Karin ’59 and Latreille ’61 played for legendary coach Walter “Duke” Nelson ’32, and they are linked not just in the College’s all-time record book, but in the NCAA archives as well. Karin, the consummate playmaker, registered the most points in a game (13), most assists in a game (10), and most assists per game in a season (3.1) in the history of college hockey, while the more-compact Latreille, with his booming slap shot and upper-body strength, still holds seven NCAA marks, including most goals in a season (80) and most goals in a career (250), two records that may never be touched.
Last summer, Phil, Mike, and their wives, Eileen Glasoe Latreille ’62 and Lynde Sudduth Karin ’62, got together for a few days in Vermont. And as Mike and Phil always do, they reminisced for hours about their coach, their teammates, and their times together.

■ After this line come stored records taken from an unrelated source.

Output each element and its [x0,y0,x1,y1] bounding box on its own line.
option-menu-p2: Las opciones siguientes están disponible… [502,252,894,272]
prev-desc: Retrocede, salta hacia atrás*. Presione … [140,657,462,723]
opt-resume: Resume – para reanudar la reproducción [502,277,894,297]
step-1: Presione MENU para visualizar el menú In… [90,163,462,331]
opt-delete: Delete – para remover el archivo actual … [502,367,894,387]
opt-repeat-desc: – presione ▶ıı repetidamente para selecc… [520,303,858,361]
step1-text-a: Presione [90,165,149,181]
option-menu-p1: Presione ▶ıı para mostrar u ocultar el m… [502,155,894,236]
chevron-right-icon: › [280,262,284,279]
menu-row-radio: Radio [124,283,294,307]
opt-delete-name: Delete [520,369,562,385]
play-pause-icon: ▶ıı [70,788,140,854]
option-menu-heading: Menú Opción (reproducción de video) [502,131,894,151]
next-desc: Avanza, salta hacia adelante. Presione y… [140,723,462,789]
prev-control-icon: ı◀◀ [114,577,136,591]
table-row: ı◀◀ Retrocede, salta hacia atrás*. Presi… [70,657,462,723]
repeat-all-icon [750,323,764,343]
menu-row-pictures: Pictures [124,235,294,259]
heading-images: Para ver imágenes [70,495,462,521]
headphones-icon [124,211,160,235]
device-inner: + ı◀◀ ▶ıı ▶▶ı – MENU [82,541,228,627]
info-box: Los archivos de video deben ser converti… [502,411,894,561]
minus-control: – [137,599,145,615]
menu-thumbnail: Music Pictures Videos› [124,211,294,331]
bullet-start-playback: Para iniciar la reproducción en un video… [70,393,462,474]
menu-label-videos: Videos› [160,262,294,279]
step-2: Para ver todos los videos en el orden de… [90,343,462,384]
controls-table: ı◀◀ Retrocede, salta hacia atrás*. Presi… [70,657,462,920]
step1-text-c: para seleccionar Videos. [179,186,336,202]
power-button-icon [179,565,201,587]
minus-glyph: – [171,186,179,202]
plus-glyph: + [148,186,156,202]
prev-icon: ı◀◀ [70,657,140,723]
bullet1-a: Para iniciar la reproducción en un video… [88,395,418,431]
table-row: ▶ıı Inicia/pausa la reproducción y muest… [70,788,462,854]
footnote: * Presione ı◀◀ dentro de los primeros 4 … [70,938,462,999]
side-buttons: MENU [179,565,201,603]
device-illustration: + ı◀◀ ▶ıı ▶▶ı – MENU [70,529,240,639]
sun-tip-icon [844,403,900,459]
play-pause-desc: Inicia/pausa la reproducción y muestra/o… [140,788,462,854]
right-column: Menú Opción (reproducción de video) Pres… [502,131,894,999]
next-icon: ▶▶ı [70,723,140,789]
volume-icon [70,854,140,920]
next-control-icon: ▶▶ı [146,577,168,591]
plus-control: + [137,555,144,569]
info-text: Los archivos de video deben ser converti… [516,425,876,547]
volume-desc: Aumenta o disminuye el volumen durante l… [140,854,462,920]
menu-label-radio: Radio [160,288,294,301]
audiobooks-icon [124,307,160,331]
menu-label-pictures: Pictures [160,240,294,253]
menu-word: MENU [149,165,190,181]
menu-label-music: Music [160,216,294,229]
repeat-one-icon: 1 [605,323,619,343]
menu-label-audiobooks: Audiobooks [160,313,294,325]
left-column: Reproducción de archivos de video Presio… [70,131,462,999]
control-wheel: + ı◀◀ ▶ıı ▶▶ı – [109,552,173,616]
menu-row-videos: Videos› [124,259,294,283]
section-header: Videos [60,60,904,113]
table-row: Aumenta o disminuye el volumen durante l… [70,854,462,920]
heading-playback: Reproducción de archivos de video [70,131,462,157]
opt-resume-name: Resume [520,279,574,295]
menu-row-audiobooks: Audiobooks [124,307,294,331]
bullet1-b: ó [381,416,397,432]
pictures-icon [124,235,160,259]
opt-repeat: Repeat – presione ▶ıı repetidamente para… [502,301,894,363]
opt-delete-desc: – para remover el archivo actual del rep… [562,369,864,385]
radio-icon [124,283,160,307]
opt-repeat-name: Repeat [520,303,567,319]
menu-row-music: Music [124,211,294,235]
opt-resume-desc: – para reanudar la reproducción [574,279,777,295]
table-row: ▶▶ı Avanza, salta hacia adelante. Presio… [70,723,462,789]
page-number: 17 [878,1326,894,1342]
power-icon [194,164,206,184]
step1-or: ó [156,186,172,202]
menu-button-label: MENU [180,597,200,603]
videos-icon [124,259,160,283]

Mike Karin came to Middlebury in 1955 via the Northwood School in Lake Placid. His father was a high school principal, and his mother was a teacher, and while growing up in Clinton, New York, he was a stick boy for the Clinton Comets in the rough-and-tumble Eastern Hockey League. Jean Phillipe Latreille grew up in Montreal, in a working-class family that spoke French, English, and a little Italian. His high school played its home games at the Montreal Forum, and he quickly became one of the most heralded scholastic hockey players in Quebec.
One winter’s day in 1957, Duke Nelson decided to drive up to Montreal to watch Latreille play. “The real reason I went to Middlebury was because of Duke Nelson,” Latreille says. “I can still see him talking to my mother in our little apartment. Duke had that look in his eye, and he told her he’d take care of me, so my mother said, ‘Middlebury, that’s where you should go to school.’”
By Latreille’s account, he had more than 70 offers to play hockey in the U.S. and Canada. A powerful skater and a strong student, he was coveted by the Ivy League, as well as some Big Ten schools, several colleges out West, and a number of schools and programs in Canada; even the NHL’s Chicago Blackhawks and Detroit Red Wings expressed interest. (He would eventually enjoy a brief career with the New York Rangers post-Middlebury.) But because Duke Nelson hit it off with his mother, Latreille went to Middlebury and etched his name in the Panther record book.
In their first game together, the 1957 season’s opener, Latreille and Karin faced the Bowdoin College Polar Bears at Middlebury’s Memorial Field House. Karin, the first-line center, had a pair of tallies to go with four assists. Latreille debuted with two goals and three assists on an all-freshman line with Dick Morrison ’61 and Frank Coy ’61. The Middlebury Campus called the 15-0 outcome a “massacre.”
After the game, Bowdoin’s coach was steamed. As Latreille recalls, he came into the locker room afterwards and told Duke, “As long as those six freshmen are on your team, I am not playing you again.” And the coach kept his promise. Bowdoin didn’t schedule Middlebury again until 1962, when the aforementioned freshmen had graduated.